I don't know about anyone else, but I am pleased to find that Kenny Chesney has come back to the mainland. As I mentioned to Zach on the phone last night, Kenny's new record, Who I Am: Poets & Pirates, is a return to form for the country singer. Not that his previous several records have been all that bad, but his beach-bumming, sail-boating, Jimmy-Buffeting have worn a little thin and become a bit tedious for my tastes. Poets & Pirates includes far more variety, both musically and lyrically, than Kenny has delivered for a number of years now. Okay, I guess The Road and the Radio (2005) was already a step in the right direction, but now we're really getting somewhere. At any rate, that's how it seems to me.
In commenting on Brooks & Dunn the other day, I suggested that the best and most durable country acts tend to be married with children, and those who aren't stand out as unusual. Well, Kenny Chesney is one of those notable exceptions, and I sense that he is feeling that, too. He had that brief but well-publicized marriage to Renee Zellwegger, but he doesn't have a home and family.

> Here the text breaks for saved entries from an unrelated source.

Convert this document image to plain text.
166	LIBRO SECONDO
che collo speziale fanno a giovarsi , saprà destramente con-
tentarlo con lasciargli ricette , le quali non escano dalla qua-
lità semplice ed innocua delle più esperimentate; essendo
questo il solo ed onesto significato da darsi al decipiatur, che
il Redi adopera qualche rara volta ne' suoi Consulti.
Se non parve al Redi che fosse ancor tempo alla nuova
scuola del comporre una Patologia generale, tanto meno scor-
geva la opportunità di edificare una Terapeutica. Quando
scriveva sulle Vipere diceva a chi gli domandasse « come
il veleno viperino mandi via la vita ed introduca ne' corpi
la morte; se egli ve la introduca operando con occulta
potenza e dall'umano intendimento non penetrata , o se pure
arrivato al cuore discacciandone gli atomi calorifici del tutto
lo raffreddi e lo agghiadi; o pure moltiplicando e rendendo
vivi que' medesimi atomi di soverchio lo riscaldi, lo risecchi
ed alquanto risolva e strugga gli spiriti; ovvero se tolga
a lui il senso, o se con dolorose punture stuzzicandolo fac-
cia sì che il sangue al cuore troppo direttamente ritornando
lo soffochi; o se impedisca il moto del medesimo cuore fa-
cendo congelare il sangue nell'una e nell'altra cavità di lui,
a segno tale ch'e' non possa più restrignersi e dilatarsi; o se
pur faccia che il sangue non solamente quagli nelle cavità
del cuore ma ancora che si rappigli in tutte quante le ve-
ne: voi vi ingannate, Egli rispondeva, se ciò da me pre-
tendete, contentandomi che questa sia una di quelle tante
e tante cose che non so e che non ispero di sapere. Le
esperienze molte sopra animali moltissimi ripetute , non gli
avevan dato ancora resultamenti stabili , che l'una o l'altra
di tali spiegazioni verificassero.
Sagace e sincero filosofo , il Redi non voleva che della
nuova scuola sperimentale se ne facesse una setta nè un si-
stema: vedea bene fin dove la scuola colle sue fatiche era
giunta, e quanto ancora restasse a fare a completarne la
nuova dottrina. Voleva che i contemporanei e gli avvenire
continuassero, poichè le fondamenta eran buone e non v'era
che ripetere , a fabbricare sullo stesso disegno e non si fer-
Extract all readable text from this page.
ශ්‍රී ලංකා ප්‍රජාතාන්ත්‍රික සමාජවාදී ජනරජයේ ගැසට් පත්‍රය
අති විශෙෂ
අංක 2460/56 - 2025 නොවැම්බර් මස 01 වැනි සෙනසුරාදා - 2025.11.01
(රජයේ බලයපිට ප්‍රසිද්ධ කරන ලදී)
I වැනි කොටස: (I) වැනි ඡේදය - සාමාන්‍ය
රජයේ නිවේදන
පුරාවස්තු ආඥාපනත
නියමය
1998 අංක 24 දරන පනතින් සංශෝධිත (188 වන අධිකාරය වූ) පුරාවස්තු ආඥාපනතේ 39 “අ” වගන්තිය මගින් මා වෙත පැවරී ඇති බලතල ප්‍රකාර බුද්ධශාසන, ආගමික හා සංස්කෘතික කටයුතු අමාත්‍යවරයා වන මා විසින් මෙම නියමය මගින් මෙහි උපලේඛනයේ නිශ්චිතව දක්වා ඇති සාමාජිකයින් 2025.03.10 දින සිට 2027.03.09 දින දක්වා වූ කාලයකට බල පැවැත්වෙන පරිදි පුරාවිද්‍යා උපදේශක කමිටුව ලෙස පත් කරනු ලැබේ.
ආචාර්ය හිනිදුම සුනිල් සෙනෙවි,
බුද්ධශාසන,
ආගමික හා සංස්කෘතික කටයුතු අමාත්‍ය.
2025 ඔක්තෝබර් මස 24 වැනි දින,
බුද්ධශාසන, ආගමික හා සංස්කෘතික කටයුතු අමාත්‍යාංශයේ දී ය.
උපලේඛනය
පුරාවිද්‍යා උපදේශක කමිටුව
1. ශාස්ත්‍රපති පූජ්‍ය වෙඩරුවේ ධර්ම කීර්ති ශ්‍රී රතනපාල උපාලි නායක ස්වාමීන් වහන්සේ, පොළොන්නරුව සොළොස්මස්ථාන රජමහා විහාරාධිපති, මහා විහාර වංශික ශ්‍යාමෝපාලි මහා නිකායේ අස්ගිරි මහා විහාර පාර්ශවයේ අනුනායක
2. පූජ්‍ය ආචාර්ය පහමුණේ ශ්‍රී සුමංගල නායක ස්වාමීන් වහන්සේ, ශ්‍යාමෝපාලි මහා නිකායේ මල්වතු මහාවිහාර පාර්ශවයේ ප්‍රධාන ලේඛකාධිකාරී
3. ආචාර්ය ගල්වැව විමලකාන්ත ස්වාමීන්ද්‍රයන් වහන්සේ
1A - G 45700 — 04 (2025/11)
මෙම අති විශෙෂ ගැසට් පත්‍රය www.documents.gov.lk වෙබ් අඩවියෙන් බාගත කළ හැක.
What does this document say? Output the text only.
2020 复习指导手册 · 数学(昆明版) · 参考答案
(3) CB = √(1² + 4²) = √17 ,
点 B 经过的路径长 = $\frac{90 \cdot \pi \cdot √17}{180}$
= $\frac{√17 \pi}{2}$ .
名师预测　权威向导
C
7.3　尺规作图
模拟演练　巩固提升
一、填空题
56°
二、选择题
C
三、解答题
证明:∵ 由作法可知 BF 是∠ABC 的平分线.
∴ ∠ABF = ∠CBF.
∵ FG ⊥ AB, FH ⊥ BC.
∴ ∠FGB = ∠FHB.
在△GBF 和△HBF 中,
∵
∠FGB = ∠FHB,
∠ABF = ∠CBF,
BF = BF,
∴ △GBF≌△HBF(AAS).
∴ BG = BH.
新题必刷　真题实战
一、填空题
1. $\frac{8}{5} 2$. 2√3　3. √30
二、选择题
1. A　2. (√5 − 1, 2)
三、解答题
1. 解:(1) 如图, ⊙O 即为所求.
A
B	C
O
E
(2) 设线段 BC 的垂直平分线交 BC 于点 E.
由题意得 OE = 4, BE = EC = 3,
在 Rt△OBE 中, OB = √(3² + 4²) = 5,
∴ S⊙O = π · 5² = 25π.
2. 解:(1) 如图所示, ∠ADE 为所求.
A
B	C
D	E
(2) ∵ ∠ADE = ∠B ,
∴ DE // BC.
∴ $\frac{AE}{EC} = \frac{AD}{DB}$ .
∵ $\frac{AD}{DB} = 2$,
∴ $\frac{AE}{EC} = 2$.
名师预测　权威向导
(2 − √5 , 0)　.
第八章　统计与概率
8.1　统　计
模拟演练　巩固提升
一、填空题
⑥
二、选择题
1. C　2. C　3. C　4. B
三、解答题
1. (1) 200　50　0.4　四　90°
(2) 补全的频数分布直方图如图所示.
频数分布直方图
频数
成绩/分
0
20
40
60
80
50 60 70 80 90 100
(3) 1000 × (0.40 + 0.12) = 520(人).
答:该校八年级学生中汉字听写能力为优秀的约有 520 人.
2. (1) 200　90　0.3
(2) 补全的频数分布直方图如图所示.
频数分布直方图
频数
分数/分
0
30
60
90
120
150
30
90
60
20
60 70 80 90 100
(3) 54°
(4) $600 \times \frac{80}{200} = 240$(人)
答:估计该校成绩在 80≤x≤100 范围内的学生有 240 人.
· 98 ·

Although he doesn't write his own songs, his selection and performance of those he chooses to sing and record are revealing. He's back to singing about the nostalgic good ol' days, as he often has, and he'd have us believe that he still enjoys the freedom to live the wild life and get a little crazy. Those songs are fine, but I don't find them terribly convincing. Kenny's ideal of happiness has always been marrying his high school sweetheart and having children. He says as much, straight up, in the song, "Wife and Kids," which sounds like it comes from the heart. It's the life he dreams about, but he's not living it.
The best songs on Poets & Pirates, which certainly include "Wife and Kids," are songs that take a serious and sober look at transient life. "Shiftwork" (a duet with George Strait) and "Wild Ride" (featuring the great Joe Walsh on some truly funky guitar work) are great fun and very cool. There's no doubt that Kenny knows how to kick back, relax, and have a good time. Then again, what else is he going to do with himself? I expect he can't help but look at his buddy, Tim McGraw, with his beautiful wife and adorable children, and feel more than a twinge of envy and regret. Financial prosperity and popular success really don't provide the genuine happiness and satisfaction of a family and a home where the heart is. Kenny's high school sweetheart married someone else, evidently, and now he's got nothing but time on his hands, sand between his toes, and one more round of rum or whatever, until he wakes up with some girl he doesn't even know.
"Don't Blink" is a poignant song about an old man reflecting on his very full life and how fast it has gone by. It may be my favorite, but it hits me pretty close to home these days, as time flies by and my "babies" are all growing up. But I wonder how much harder it must be for someone like Kenny Cheseny, who sees the days coming and going without anyone to grow old with, and without any children or grandchildren. In "Just Not Today," he'd like to put off "growing up," but who is he kdding? That plays alright when you're in high school or college, maybe, but not so well anymore when you're in your 30s (or whatever he is these days). No, I think you hear the melancholy blues that rattle around in Kenny's heart and mind when he sings "Better as a Memory," or "Demons." Does the possibly serious romance in "Scare Me" really scare him as much as the prospect of having no serious romance? Is there not a hint of admiration and longing when he sings about a single mom who's "Dancin' for the Groceries," because at least she's working for her children and her future? The "sad" songs on this record are the better and stronger ones, but they do make me feel sorry for Kenny. I wouldn't trade my family for all his money, fame and Island-hopping freedom, not in a heartbeat.